À la base, votre collectif indépendant fait surtout de la production de contenus documentaires et des ateliers d’éducation aux médias, pourquoi avoir fait ce film ?

Lucas : « Notre dernier projet en date, c’était de faire des résidences de deux semaines dans plusieurs endroits représentatifs de la manière dont l’État français bafoue ses grands principes républicains, notamment auprès des exilé·es à Calais et dans le quartier de la Cravache, à Marseille. L’idée, c’est de travailler avec les personnes sur place pour déconstruire les récits médiatiques et voir avec elles ce qu’elles peuvent proposer comme récit alternatif. On choisit collectivement des thématiques liées aux préoccupations locales, des sujets qui touchent les personnes que l’on rencontre. »

Vous avez vu des points communs entre ces deux résidences ?

Flora : « Très clairement, l’idée de se protéger de ses voisins, de construire des barrières et des frontières. Les murs sont comme des preuves matérielles d’absence de solution sociale à des situations complexes. Tout en sachant que cela n’empêche aucunement la situation d’empirer, bien au contraire. »

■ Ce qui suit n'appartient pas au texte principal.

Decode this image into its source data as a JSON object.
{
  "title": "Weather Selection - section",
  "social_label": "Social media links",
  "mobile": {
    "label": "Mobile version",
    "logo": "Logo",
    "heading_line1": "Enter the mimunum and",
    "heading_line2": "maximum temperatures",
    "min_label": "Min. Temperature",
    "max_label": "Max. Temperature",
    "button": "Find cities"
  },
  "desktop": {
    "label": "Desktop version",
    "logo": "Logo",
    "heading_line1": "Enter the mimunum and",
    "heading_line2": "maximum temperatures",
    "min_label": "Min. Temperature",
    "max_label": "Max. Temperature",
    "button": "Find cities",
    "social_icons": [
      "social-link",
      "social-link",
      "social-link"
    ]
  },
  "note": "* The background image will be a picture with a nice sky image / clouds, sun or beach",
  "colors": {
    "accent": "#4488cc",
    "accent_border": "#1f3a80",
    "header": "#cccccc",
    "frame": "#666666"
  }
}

Lucas : « Lors de ces deux résidences, qui devaient déboucher sur deux reportages différents, on s’est rendu compte qu’il y avait une thématique qui revenait systématiquement : les murs, visibles et invisibles, comme entraves à la liberté de circuler. Les deux situations se faisaient écho, se complétaient dans leurs manières de raconter comment les murs enferment les corps et les esprits. »

Les deux situations sont pourtant très différentes, voire peu comparables...

« Ce sont aussi deux histoires de résistances face à des murs qui ont toujours une forme de porosité »

Lucas : « On s’est vraiment demandé si c’était une bonne idée de parler des deux histoires dans un même film. Il ne s’agit pas de dire que c’est la même chose de voir son quartier encerclé par des murs et des grillages fermés, que de risquer sa vie pour traverser la mer. À travers le texte d’Hannah Arendt, on a essayé de construire le film comme un conte social, une réflexion sur la société d’aujourd’hui, le repli sur soi et la manière dont on installe des frontières à tous les endroits de nos envies intimes, professionnelles, locales comme nationales. On voulait partir du terrain pour voir comment l’État, soit en ne faisant rien et en laissant empirer la situation, soit en construisant lui-même les murs, participe à ces entraves à la liberté de circuler. On voulait partir de situations locales pour avoir une réflexion universelle. »

Qu’est-ce que vous avez vu d’universel dans les murs ?

Flora : « Ce qui lie ces deux situations, c’est la ségrégation sociale et spatiale, inégale en fonction d’où tu viens et de ton parcours. Mais ce sont aussi deux histoires de résistances face à des murs qui ont toujours une forme de porosité. À Marseille, Rémi pratique le Parkour comme manière concrète d’enjamber et de dépasser les murs. À Calais, les exilé·es continuent de passer, malgré la politique sécuritaire et la militarisation de la zone. »

C’est quoi l’histoire du quartier de la Cravache ?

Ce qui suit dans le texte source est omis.